You can have it with your favorite main for lunch or dinner, then eat the leftovers for breakfast. The grain and legume will be plenty filling enough to get you through a day of scrolling hansenbros.com to figure out how to move to Jamaica permanently so you can enjoy all this delicious food every day. As a side or as a main, rice and peas is an authentic Jamaican dish.

9. Escovitch fish

Not feeling hungry enough for a big hearty meal? Try the escovitch fish instead. It's crispy, golden-brown, deep-fried fish (typically whole) that comes with a side of pickled vegetables. The most common sides are carrots, onions, scotch bonnet peppers, and pimento berries. A sauce of vinegar, lime, and spices adds an extra refreshing kick to the dish.

10. Pepper pot soup

If you're looking for a lighter meal or a vegetarian option, then pepper pot soup is for you. It is a traditional Creole-style soup with leafy greens. The main ingredients are typically callaloo (think spinach or collard greens) and amaranth. The boiled and diced greens are then cooked with a mixture of yam, cocoyam, okra, scotch bonnet peppers, and pimento berries.

For extra richness and creaminess, you can also add coconut milk. Traditionally, pepper pot soup also has pigtails, salted beef, or cod, but you can easily skip those!

Other things to try while in Jamaica

While these are the best foods to eat in Jamaica, there are plenty more you can try. Stews and soups are very popular. So if you like those, order some fish tea or mannish water. When you get tired of all the meat and fish, give fried plantains or fried breadfruit a go. And for dessert, you can choose between Jamaican-style porridge, gizzada, sweet potato pudding, and coconut drops. Of course, you'll need something to wash it all down with.

Give authentic Jamaican tea a go, or try the beautifully rich Blue Mountain coffee. And if you want a taste of something stronger, rum, Red Stripe beer, and Dragon Stout are all great options for a night out on your tropical vacation.

Here are some stranger delicacies:

Canabutter - As the name suggests, this is a baked product made from infusing marijuana (cannabis sativa) and butter.

Mannish water - Despite what the name might suggest, it’s not actually water. Instead it is a soup that is cooked with scotch bonnet pepper and various boiled parts of the goat, which namely includes the head, the liver, testicles, tripe and the intestines. It gets its name from the fact that goat testicles are one of the most common ingredients used to make it.

Chicken foot soup - This soup is made with pumpkins, carrots, yellow yam and chayote. The recipe also uses okra (ladies fingers) and scotch bonnet pepper.
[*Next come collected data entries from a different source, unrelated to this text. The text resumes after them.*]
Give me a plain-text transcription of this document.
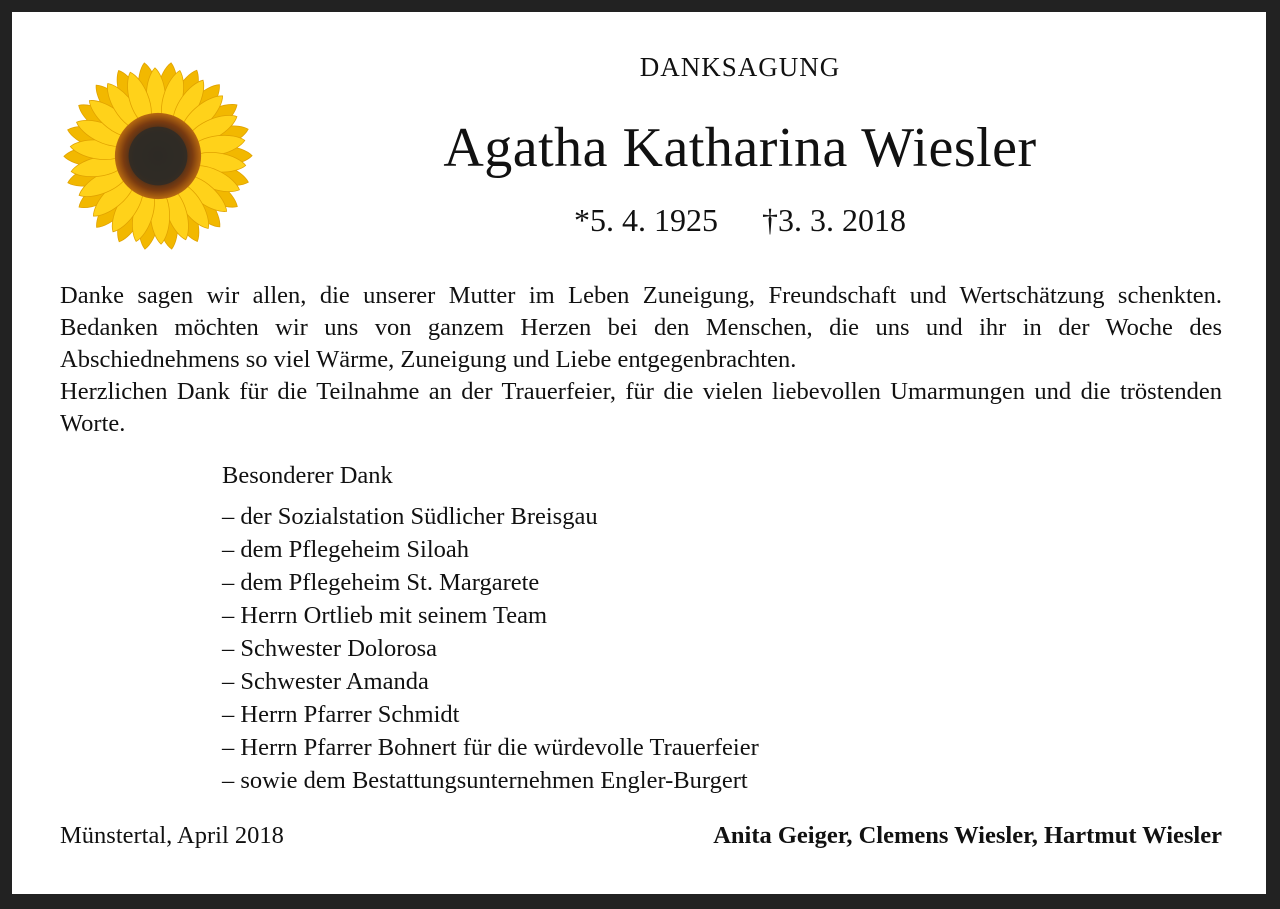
DANKSAGUNG
Agatha Katharina Wiesler
*5. 4. 1925 †3. 3. 2018

Danke sagen wir allen, die unserer Mutter im Leben Zuneigung, Freundschaft und Wertschätzung schenkten. Bedanken möchten wir uns von ganzem Herzen bei den Menschen, die uns und ihr in der Woche des Abschiednehmens so viel Wärme, Zuneigung und Liebe entgegenbrachten.

Herzlichen Dank für die Teilnahme an der Trauerfeier, für die vielen liebevollen Umarmungen und die tröstenden Worte.

Besonderer Dank
– der Sozialstation Südlicher Breisgau
– dem Pflegeheim Siloah
– dem Pflegeheim St. Margarete
– Herrn Ortlieb mit seinem Team
– Schwester Dolorosa
– Schwester Amanda
– Herrn Pfarrer Schmidt
– Herrn Pfarrer Bohnert für die würdevolle Trauerfeier
– sowie dem Bestattungsunternehmen Engler-Burgert
Münstertal, April 2018	Anita Geiger, Clemens Wiesler, Hartmut Wiesler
Peanut Porridge - This porridge is exactly what the tin says. It’s mainly made through blending flour, boiled water, cornmeal, boiled peanut, oatmeal in a container and then adding vanilla extract, nutmeg, condensed milk and evaporated milk.
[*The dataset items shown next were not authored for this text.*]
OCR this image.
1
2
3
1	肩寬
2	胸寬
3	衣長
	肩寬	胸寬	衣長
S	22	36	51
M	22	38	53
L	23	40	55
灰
Grater cake - This is a traditional Jamaican sweet treat that is made using the white parts of coconuts, sugar and peppermint essence.

Fish tea - This is a spicy and thick Jamaican tea that is used as a common appetizer with fish as the principal ingredient. Although it’s called fish tea, it commonly also includes ground yam, carrots, pumpkin and potatoes and green bananas. It’s also flavoured with milk.

Blue Drawers - This is a starchy and boiled pudding mainly made up of cornmeal, green banana, coconut, brown sugar and and spices which is tied up in a banana leaf. We also call it tie-leaf.

Stew Peas - Commonly eaten at lunch or dinner time, this dish is made with coconut milk, hot pepper, pig’s tail, stew peas and red kidney beans.

Conch - In Jamaica, people love to extract the meat of conch and then fry, jerk, stew or curry it and use them in soup and fritters. It’s also quite popular in the wider Caribbean particularly in Turks and Caicos, Puerto Rico, the Bahamas, Dominican Republic, Grenada and Haiti.

Gizzada - The is a coconut tart made from a mixture of grated coconut and sugar that is placed within a pastry shell.